Networking Practice Questions

Consider this simple network server program that listens for incoming connections on port 12345 and issues a new ticket number to each client that connects.

#include <stdio.h>
#include <string.h>
#include <unistd.h>
#include <arpa/inet.h>

size_t ticket_number = 0;

void issue_ticket(int client_socket) {
    char buffer[100];
    snprintf(buffer, sizeof(buffer), "Your ticket number is %zu\n", 
             ticket_number++);
    send(client_socket, buffer, strlen(buffer), 0);
    close(client_socket);
}

int main() {
    struct sockaddr_in server_addr;
    int server_socket = socket(PF_INET, SOCK_STREAM, 0);
    // Set up the server socket
    server_addr.sin_family = AF_INET;
    server_addr.sin_addr.s_addr = INADDR_ANY;
    server_addr.sin_port = htons(12345);
    bind(server_socket, (struct sockaddr*)&server_addr, sizeof(server_addr));
    listen(server_socket, 5);

    while (1) {
        int client_socket = accept(server_socket, NULL, NULL);
        issue_ticket(client_socket);
    }

    return 0;
}

What does accept do in this code?

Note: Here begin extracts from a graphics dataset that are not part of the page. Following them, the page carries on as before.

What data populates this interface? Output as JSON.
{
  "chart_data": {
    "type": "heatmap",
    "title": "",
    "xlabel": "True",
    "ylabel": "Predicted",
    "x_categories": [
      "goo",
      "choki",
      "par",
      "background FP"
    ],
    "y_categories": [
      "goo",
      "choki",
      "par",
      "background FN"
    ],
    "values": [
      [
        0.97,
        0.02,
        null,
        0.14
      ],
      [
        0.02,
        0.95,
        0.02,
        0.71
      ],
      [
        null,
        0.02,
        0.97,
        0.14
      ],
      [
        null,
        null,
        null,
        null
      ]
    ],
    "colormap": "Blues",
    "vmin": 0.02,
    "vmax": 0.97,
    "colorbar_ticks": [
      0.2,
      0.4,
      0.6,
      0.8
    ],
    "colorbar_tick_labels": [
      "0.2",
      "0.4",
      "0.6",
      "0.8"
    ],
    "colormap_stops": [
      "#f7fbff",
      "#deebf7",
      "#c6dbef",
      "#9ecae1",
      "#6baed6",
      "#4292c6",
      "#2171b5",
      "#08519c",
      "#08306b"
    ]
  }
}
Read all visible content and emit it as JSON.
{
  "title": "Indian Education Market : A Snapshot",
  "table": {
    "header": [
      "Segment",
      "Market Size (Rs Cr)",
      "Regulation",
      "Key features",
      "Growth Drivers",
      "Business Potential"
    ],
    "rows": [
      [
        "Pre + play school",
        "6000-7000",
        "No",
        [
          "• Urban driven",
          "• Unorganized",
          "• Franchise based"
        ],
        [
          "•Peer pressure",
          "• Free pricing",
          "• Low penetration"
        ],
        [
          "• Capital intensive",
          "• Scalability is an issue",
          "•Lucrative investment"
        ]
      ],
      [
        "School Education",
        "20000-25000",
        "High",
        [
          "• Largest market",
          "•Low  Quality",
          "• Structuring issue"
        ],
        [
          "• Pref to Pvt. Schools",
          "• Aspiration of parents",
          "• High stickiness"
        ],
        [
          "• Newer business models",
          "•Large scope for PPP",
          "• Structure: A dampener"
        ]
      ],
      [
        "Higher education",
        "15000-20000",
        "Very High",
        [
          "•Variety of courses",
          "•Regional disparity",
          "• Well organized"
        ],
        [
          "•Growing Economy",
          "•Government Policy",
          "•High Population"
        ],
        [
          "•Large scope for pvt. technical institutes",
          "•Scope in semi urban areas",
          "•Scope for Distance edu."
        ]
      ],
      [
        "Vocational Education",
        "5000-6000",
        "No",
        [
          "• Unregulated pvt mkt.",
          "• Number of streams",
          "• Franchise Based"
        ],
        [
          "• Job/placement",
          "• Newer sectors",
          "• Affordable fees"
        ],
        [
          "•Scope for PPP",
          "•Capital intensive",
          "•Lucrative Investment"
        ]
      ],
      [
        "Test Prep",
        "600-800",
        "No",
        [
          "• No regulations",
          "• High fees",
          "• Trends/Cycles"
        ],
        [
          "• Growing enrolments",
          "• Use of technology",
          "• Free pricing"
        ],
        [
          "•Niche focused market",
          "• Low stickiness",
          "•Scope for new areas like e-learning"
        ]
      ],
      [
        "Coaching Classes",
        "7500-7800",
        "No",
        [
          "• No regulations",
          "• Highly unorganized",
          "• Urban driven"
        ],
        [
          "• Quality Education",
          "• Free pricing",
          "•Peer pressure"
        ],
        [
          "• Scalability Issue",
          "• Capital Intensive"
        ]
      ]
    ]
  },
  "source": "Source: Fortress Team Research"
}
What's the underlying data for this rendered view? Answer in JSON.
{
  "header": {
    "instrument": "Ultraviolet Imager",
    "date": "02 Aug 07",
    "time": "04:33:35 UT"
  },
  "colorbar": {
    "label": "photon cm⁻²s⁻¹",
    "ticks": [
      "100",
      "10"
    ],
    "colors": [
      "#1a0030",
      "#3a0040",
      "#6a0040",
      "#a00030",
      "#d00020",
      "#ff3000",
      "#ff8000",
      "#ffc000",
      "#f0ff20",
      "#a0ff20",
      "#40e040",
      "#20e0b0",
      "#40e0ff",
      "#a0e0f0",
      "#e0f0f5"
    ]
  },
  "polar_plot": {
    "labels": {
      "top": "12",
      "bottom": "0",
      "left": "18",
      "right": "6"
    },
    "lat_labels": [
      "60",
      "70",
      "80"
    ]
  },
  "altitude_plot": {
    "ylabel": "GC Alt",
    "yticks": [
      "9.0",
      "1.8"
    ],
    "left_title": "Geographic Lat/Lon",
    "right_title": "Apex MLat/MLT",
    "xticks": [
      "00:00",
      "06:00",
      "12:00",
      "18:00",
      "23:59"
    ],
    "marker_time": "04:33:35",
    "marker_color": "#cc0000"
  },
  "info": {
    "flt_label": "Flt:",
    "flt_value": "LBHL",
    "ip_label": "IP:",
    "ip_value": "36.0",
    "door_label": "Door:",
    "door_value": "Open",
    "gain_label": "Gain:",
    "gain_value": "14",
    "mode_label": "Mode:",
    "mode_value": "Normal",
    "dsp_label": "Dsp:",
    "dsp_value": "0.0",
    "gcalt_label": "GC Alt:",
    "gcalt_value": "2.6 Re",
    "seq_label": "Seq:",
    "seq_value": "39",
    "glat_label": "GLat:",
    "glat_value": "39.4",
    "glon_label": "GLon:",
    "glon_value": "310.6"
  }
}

What does it return, and how is that return value used?

Often in a network server, there are multiple clients that might want to connect at the same time, and network servers often use fork() or pthread_create() to handle multiple clients concurrently. Would this approach improve the efficiency of this server? Why or why not? Would one of these approaches be fatally flawed for this server?